Скопцом надсмотрщик не был, просто уже привык за годы работы – ну и память о неизбежной потере хлебного места, буде он прогневит приказчиков мар Пинхаса ненадлежащим обращением с живым товаром, тоже расхолаживала. Иной раз ему разрешали попользоваться какой из пленниц, похуже. А тянуть руки куда не надо без разрешения – увольте.
Поэтому даже ту, что исхитрилась цапнуть его за руку зубами, он не ударил. Всё равно тупые и маленькие зубки на слабой женской челюсти даже прокусить толком кожу не смогли.

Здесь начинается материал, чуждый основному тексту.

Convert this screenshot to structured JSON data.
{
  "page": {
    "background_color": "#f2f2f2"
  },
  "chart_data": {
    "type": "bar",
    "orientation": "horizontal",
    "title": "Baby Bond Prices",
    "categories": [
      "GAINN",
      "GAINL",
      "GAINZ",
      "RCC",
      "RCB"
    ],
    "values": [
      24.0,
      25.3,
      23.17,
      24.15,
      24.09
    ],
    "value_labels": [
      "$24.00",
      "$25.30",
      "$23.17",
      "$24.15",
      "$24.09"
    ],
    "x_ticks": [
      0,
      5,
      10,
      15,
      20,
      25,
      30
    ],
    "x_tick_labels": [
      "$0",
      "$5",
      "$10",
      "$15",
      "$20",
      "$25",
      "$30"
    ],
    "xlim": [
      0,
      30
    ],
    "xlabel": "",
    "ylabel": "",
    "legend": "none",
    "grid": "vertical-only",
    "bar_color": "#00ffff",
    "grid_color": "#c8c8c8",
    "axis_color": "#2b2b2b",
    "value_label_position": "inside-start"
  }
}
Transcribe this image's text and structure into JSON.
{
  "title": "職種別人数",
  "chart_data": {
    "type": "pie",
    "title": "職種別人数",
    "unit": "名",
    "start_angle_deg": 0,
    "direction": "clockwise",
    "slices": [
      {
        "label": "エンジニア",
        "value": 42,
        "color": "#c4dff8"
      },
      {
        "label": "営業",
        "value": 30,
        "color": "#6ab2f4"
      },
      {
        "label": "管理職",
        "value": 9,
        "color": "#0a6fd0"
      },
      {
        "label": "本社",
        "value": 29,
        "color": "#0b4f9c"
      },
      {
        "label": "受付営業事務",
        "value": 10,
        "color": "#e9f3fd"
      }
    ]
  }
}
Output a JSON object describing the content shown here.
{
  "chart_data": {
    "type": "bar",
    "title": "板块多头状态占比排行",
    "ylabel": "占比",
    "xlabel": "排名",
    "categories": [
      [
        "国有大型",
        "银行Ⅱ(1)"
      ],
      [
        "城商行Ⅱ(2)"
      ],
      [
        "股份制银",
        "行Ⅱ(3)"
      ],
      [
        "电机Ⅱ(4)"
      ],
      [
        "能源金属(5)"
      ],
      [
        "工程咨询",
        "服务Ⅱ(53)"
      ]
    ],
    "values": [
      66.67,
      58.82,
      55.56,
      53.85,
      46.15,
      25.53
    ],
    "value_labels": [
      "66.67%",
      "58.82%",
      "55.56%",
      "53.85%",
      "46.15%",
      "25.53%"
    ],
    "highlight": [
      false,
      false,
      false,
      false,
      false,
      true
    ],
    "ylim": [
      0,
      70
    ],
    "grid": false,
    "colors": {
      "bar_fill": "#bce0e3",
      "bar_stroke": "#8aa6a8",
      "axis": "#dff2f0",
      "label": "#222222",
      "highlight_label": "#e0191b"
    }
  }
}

Просто раскрытой ладонью толкнул от себя морду укусившей так, что та ударилась головою с соседкой. Хорошо, что не в лицо – за синяки бы с него могли и спросить.
Такой товар стоил дорого, очень дорого, а брать его у кедаров[20], не слишком разбиравшихся в женской красоте, удавалось, можно сказать, за бесценок. Зато на торгах в Самкерце, Самикаракоре и Шаркеле светлоглазые, светловолосые, полнотелые красавицы стоили на порядок дороже покорных и выносливых кривоногих плосколицых женщин-кедарим или гибких и пылких горянок. Самые хитрые вожаки кедаров сами волокли живой товар через степь, в низовья Дона – дело окупало себя, даже если кости двух из каждых трёх пленниц оставались белеть в степных ковылях. Но последнее время это стало небезопасно – можно было наткнуться на дозор русов или союзных им печенегов – и тогда голова вожака, случалось, мёртвым взглядом раскосых глаз провожала уходящий товар с высоты копья, воткнутого в груду трупов – его собственного и его людей. Иные из таких смертей, впрочем, относили на счёт самого мар Пинхаса бар Ханукки – крупнейший работорговец Шаркела желал, чтоб людей вдоль реки Бузан[21] продавали и покупали по назначенной им цене. По Итиль-реке торговлей людьми ведал столичный клан Елчичей, но это – на Итиль-реке, а по Бузану цену на двуногий товар определял мар Пинхас. Так или иначе – безопаснее было продавать живой товар людям мар Пинхаса.
Тем паче что и цену он получал совсем иную – не на один, на два порядка выше, чем за взятых в степи или в горах. Мар Пинхас торговал и мужчинами, и женщинами, но его рабы стоили дороже и уходили тем, кто мог очень дорого заплатить. Вельможам Итиля, шахам Ширвана, приближённым калифа в Багдаде или кесаря в Кунстантинии нравились те, кого продавал мар Пинхас. Свирепые и преданные телохранители-гулямы и беспощадные надсмотрщики, дотошные писцы, бережливые ключники, послушные домашние слуги, роскошные наложницы или наложники – в зависимости от вкуса покупателя. Купленными у мар Пинхаса рабами и рабынями хвастались и гордились. Обладание живой собственностью с клеймом дома бар Ханукки возвышало обладателя. Самому же Пинхасу и его людям такая торговля позволяла входить с гордо поднятой головою в двери, куда не всякого пропускали и на четвереньках, а со склонённой головою – и туда, куда бы не прошёл вообще никто, не имея многих поколений допущенных за такие двери предков и дюжины не менее почтенных поручителей.